I'd be curious to know the results you get if you forgo serialization entirely and save the embeddings on a table with 512 columns, one for each embeddings. Some rough calculation, assuming you store doubles, seem to show that the total db size should be less than 500 MB.
> 500ms is an acceptable latency for a search that runs offline without network calls.
Definitely disagree, having fast search makes a huge difference. Apple Photo's search is fast. Especially since CLIP embeddings aren't perfect, you may need to try a few different keywords.
> For 100,000 embeddings, writing took 6.2 seconds, reading 12.6 seconds and the disk space consumed dropped to 440 MB.
Something sounds so wrong here, I read/write a 100-500 GiBs of data from Python, and it's much faster than this.
In fact I'm seeing ~1.3s to write, and ~700ms to read from trivial Python:
import pickle
import sqlite3
import numpy as np
IMAGES = 100_000
EMBEDDING_DIMENSIONS = 1024
### write
db = sqlite3.connect("images.db")
db.execute("CREATE TABLE IF NOT EXISTS image_embeddings (id INTEGER PRIMARY KEY, embedding BLOB)")
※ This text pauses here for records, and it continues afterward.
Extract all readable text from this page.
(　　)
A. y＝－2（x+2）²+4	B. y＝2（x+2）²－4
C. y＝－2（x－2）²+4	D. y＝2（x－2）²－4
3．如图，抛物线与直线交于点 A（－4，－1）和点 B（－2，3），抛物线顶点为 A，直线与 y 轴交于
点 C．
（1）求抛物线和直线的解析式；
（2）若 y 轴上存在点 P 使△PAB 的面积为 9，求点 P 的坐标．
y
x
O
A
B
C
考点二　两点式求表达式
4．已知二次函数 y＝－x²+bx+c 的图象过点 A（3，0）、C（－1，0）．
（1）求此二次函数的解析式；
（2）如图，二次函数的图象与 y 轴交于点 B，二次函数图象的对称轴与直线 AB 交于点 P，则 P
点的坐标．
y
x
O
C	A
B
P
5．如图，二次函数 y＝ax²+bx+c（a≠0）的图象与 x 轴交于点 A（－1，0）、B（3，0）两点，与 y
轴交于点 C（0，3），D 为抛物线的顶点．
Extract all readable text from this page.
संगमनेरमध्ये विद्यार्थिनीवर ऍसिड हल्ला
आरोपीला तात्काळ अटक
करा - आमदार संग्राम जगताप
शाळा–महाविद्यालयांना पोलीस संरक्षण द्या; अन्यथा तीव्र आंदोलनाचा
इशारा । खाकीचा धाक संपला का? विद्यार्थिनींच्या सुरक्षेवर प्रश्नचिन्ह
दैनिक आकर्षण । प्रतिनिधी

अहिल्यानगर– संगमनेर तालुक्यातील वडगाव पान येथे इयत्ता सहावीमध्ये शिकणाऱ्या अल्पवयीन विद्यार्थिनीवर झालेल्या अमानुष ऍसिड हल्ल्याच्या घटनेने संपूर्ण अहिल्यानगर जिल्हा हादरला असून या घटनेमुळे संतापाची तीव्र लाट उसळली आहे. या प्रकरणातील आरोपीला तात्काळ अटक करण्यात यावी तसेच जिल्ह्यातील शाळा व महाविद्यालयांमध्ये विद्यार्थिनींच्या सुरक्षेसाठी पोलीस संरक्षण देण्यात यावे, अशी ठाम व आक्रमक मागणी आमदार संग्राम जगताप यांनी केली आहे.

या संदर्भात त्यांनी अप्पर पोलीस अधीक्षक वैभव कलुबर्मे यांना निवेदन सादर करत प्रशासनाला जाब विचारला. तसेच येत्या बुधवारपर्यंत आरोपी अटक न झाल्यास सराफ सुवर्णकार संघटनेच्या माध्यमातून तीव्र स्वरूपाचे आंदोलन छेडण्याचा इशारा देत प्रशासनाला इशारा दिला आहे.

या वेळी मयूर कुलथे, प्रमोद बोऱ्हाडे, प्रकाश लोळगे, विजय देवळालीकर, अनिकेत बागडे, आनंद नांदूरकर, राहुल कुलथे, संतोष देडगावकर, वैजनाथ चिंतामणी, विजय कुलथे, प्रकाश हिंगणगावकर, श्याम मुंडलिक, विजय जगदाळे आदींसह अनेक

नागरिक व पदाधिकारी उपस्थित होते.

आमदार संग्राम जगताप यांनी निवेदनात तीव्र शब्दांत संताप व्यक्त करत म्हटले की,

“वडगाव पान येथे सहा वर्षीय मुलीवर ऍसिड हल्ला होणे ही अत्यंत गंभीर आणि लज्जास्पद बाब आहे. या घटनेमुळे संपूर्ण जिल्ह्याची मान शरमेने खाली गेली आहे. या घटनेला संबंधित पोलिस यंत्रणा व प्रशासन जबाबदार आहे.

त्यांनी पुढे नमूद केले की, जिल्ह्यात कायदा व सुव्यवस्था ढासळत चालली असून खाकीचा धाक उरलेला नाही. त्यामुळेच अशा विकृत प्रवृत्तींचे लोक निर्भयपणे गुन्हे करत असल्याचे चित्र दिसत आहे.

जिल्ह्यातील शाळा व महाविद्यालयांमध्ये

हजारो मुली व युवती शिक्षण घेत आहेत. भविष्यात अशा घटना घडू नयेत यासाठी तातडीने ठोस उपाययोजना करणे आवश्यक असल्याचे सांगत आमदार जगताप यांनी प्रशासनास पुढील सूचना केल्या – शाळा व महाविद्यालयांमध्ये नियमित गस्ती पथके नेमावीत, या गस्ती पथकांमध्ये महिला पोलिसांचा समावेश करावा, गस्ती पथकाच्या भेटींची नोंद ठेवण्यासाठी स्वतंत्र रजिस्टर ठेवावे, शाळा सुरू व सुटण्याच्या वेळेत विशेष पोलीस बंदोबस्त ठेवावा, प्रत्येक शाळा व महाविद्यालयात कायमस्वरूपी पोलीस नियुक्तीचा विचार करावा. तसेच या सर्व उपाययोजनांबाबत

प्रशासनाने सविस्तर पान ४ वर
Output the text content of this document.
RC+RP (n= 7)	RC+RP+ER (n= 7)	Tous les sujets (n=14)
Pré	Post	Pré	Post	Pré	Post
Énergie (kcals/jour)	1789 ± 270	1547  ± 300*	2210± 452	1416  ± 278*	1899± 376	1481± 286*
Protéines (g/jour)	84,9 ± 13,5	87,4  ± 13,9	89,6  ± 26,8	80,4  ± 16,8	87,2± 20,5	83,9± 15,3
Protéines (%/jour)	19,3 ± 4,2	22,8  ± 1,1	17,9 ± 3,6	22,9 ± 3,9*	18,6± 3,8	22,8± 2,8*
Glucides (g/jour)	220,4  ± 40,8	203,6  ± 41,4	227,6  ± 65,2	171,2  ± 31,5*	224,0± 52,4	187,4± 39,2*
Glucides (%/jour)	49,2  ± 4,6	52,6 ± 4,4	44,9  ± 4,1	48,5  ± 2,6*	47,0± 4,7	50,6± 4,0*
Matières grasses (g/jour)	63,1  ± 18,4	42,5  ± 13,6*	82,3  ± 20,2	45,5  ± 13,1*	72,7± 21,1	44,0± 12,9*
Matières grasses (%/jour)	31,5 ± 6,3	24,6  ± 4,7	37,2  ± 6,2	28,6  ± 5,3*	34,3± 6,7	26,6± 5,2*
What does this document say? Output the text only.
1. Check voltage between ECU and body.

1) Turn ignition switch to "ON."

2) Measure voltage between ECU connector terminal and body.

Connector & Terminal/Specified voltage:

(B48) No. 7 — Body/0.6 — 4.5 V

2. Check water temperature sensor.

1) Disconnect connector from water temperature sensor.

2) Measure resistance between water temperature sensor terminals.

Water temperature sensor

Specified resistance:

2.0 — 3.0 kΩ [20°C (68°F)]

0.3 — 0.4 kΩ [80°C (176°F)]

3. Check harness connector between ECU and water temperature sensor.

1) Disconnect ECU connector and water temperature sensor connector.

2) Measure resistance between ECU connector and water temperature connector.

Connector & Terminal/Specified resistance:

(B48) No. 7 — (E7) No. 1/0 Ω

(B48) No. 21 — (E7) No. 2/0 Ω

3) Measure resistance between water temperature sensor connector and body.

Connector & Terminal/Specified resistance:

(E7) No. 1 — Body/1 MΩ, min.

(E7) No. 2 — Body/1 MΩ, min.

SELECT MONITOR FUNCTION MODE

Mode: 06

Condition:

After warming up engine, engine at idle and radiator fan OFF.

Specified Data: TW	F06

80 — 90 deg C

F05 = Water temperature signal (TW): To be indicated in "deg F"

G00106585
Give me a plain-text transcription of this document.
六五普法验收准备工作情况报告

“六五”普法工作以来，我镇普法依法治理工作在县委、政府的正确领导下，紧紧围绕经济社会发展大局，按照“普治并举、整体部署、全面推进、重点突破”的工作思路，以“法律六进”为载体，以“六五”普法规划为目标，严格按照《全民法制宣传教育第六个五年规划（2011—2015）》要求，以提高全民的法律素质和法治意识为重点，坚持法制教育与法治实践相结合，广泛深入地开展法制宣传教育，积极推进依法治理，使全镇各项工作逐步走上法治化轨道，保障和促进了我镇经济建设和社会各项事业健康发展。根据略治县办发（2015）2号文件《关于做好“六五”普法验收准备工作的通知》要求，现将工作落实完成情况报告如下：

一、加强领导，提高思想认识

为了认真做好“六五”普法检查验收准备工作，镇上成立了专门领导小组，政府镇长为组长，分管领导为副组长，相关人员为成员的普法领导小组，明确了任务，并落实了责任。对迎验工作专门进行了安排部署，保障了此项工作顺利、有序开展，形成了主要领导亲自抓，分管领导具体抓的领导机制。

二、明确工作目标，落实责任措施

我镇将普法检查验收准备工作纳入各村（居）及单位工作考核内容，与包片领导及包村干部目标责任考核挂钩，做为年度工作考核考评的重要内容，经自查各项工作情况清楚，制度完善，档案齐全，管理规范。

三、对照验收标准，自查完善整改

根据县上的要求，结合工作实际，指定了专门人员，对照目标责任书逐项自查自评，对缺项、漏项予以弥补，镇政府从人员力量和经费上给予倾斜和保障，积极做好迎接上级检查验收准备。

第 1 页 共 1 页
# generate synthetic embeddings
embeddings = np.random.normal(size=(IMAGES, EMBEDDING_DIMENSIONS)) # 1.61 s
# serialize embeddings for storage
serialized_embeddings = [(pickle.dumps(embedding),) for embedding in embeddings] # 626 ms
# insert into db
db.executemany("INSERT INTO image_embeddings (embedding) VALUES (?)", serialized_embeddings) # 679 ms
db.commit() # 95.3 ms
db.close()
#### read
db = sqlite3.connect("images.db")
serialized_embeddings = db.execute("SELECT embedding FROM image_embeddings").fetchall() # 370 ms
embeddings = [pickle.loads(x[0]) for x in serialized_embeddings] # 322 ms
For reads from the original code, part of the problem is they are doing limit/offset (rather than a fetch all). Even if they didn't want to read all, it'd be a lot faster to remove the offset and instead query based on the id. Limit/offset often result in really expensive query plans.
> What I thought would be a short fairytale, did not have a happy ending. Writing and reading 100,000 serialized embeddings took ~19 seconds.
WTF? Are you running a separate transaction per embedding? Using a heavy weight ORM incorrectly? SQLite can handle inserts very, very fast; but if you put lots of layers on top of it, (like an ORM,) they usually slow things down.
> It was clear that serialization was the culprit, so we switched to Protobuf instead of stringifying the embeddings. This resulted in considerable gains.
Why are you serializing and then inserting into a SQL database? You should have columns for your fields, and directly query on those columns.
Anyway, I think I understand why this article is (unfairly) flagged: You are criticizing SQLite, and clearly do not know how to program with a SQL database.
Thanks for sharing this! This comparison is quite helpful as I was facing write speed issues for my desktop app that uses SQLite (just text, not embeddings).
For working with embeddings on desktop, would you recommend using a vector DB? Or can we get away with SQLite (or Isar)?
> On the brighter side of things, the number of embeddings we've to query over is small. An average user has < 100,000 photos, and running a brute force search over 100,000 items on midrange mobile devices takes < 500ms.
So your embeddings are an index? That's kind of the point of an index.